Mr. Hansson has printed a number of letters (Tilskueren, Copenhagen, July, 1912) written to him by Strindberg about that time, as well as some very informative comments of his own. Concerning the performance of Malmo he writes: "It gave me a very unpleasant sensation. What did it mean? Why had Strindberg turned my simple theme upsidedown so that it became unrecognisable? Not a vestige of the 'theme from Ola Hansson' remained. Yet he had even suggested that he and I act the play together, I not knowing that it was to be a duel between two criminals. And he had at first planned to call it 'Aryan and Pariah'—which meant, of course, that the strong Aryan, Strindberg, was to crush the weak Pariah, Hansson, coram populo."

In regard to his own story Mr. Hansson informs us that it dealt with "a man who commits a forgery and then tells about it, doing both in a sort of somnambulistic state whereby everything is left vague and undefined." At that moment "Raskolnikov" was in the air, so to speak. And without wanting in any way to suggest imitation, I feel sure that the groundnote of the story was distinctly Dostoievskian. Strindberg himself had been reading Nietzsche and was—largely under the pressure of a reaction against the popular disapproval of his anti-feministic attitude—being driven more and more into a superman philosophy which reached its climax in the two novels "Chandalah" (1889) and "At the Edge of the Sea" (1890). The Nietzschean note is unmistakable in the two plays contained in the present volume.

But these plays are strongly colored by something else—by something that is neither Hansson-Dostoievski nor Strindberg-Nietzsche. The solution of the problem is found in the letters published by Mr. Hansson. These show that while Strindberg was still planning "Creditors," and before he had begun "Pariah," he had borrowed from Hansson a volume of tales by Edgar Allan Poe. It was his first acquaintance with the work of Poe, though not with American literature—for among his first printed work was a series of translations from American humourists; and not long ago a Swedish critic (Gunnar Castren in Samtiden, Christiania, June, 1912) wrote of Strindberg's literary beginnings that "he had learned much from Swedish literature, but probably more from Mark Twain and Dickens."

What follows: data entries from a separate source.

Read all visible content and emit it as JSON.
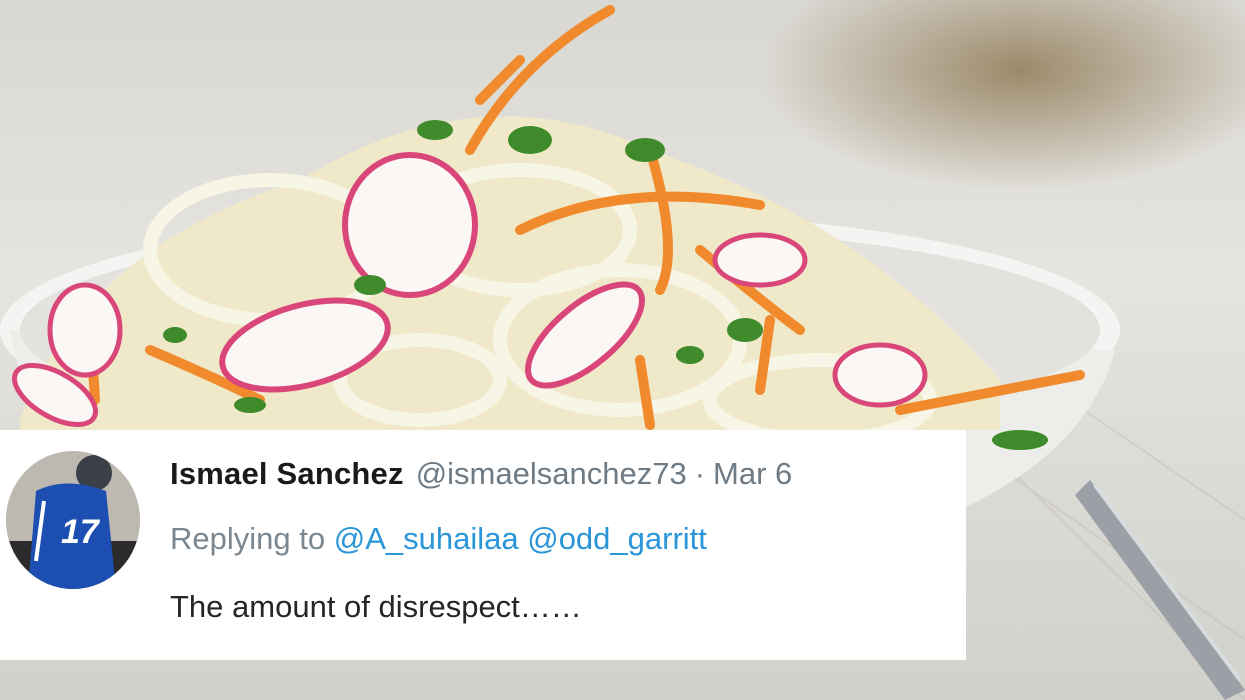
{
  "tweet": {
    "display_name": "Ismael Sanchez",
    "handle": "@ismaelsanchez73",
    "separator": "·",
    "date": "Mar 6",
    "replying_prefix": "Replying to",
    "replying_to": [
      "@A_suhailaa",
      "@odd_garritt"
    ],
    "text": "The amount of disrespect……",
    "avatar": {
      "jersey_number": "17",
      "jersey_color": "#1d4fb3"
    }
  },
  "background": {
    "subject": "salad",
    "colors": {
      "bowl": "#f3f3f1",
      "carrot": "#f08a2c",
      "radish": "#d9477a",
      "fennel": "#f1f0e2",
      "herb": "#3f8a2a"
    }
  }
}
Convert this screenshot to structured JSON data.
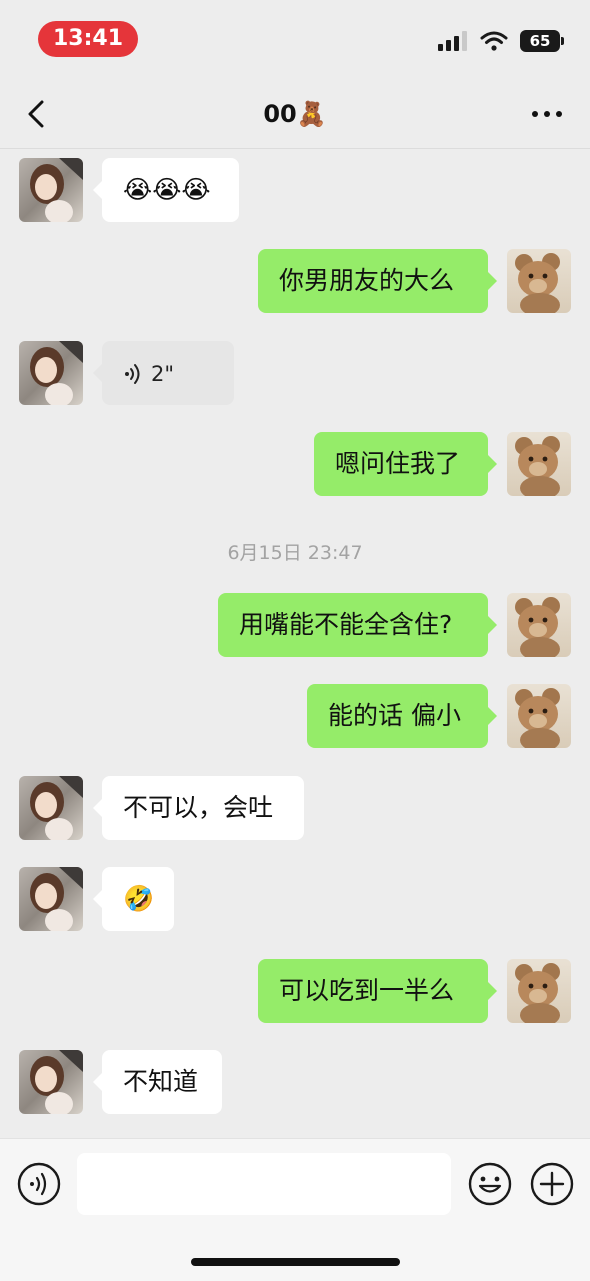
{
  "status_bar": {
    "time": "13:41",
    "battery": "65"
  },
  "header": {
    "title": "00🧸"
  },
  "messages": [
    {
      "side": "left",
      "text": "😭😭😭"
    },
    {
      "side": "right",
      "text": "你男朋友的大么"
    },
    {
      "side": "left",
      "voice_duration": "2\""
    },
    {
      "side": "right",
      "text": "嗯问住我了"
    },
    {
      "timestamp": "6月15日 23:47"
    },
    {
      "side": "right",
      "text": "用嘴能不能全含住?"
    },
    {
      "side": "right",
      "text": "能的话 偏小"
    },
    {
      "side": "left",
      "text": "不可以，会吐"
    },
    {
      "side": "left",
      "text": "🤣"
    },
    {
      "side": "right",
      "text": "可以吃到一半么"
    },
    {
      "side": "left",
      "text": "不知道"
    }
  ],
  "input_bar": {
    "value": "",
    "icons": [
      "voice-icon",
      "emoji-icon",
      "plus-icon"
    ]
  },
  "colors": {
    "accent": "#95ec69",
    "background": "#ededed",
    "status_pill": "#e5353a"
  }
}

The impression Poe made on Strindberg was overwhelming. He returns to it in one letter after another. Everything that suits his mood of the moment is "Poesque" or "E. P-esque." The story that seems to have made the deepest impression of all was "The Gold Bug," though his thought seems to have distilled more useful material out of certain other stories illustrating Poe's theories about mental suggestion. Under the direct influence of these theories, Strindberg, according to his own statements to Hansson, wrote the powerful one-act play "Simoom," and made Gustav in "Creditors" actually CALL FORTH the latent epileptic tendencies in Adolph. And on the same authority we must trace the method of: psychological detection practised by Mr. X. in "Pariah" directly to "The Gold Bug."

Here we have the reason why Mr. Hansson could find so little of his story in the play. And here we have the origin of a theme which, while not quite new to him, was ever afterward to remain a favourite one with Strindberg: that of a duel between intellect and cunning. It forms the basis of such novels as "Chandalah" and "At the Edge of the Sea," but it recurs in subtler form in works of much later date. To readers of the present day, Mr. X.—that striking antithesis of everything a scientist used to stand for in poetry—is much less interesting as a superman in spe than as an illustration of what a morally and mentally normal man can do with the tools furnished him by our new understanding of human ways and human motives. And in giving us a play that holds our interest as firmly as the best "love plot" ever devised, although the stage shows us only two men engaged in an intellectual wrestling match, Strindberg took another great step toward ridding the drama of its old, shackling conventions.

The name of this play has sometimes been translated as "The Outcast," whereby it becomes confused with "The Outlaw," a much earlier play on a theme from the old Sagas. I think it better, too, that the Hindu allusion in the Swedish title be not lost, for the best of men may become an outcast, but the baseness of the Pariah is not supposed to spring only from lack of social position.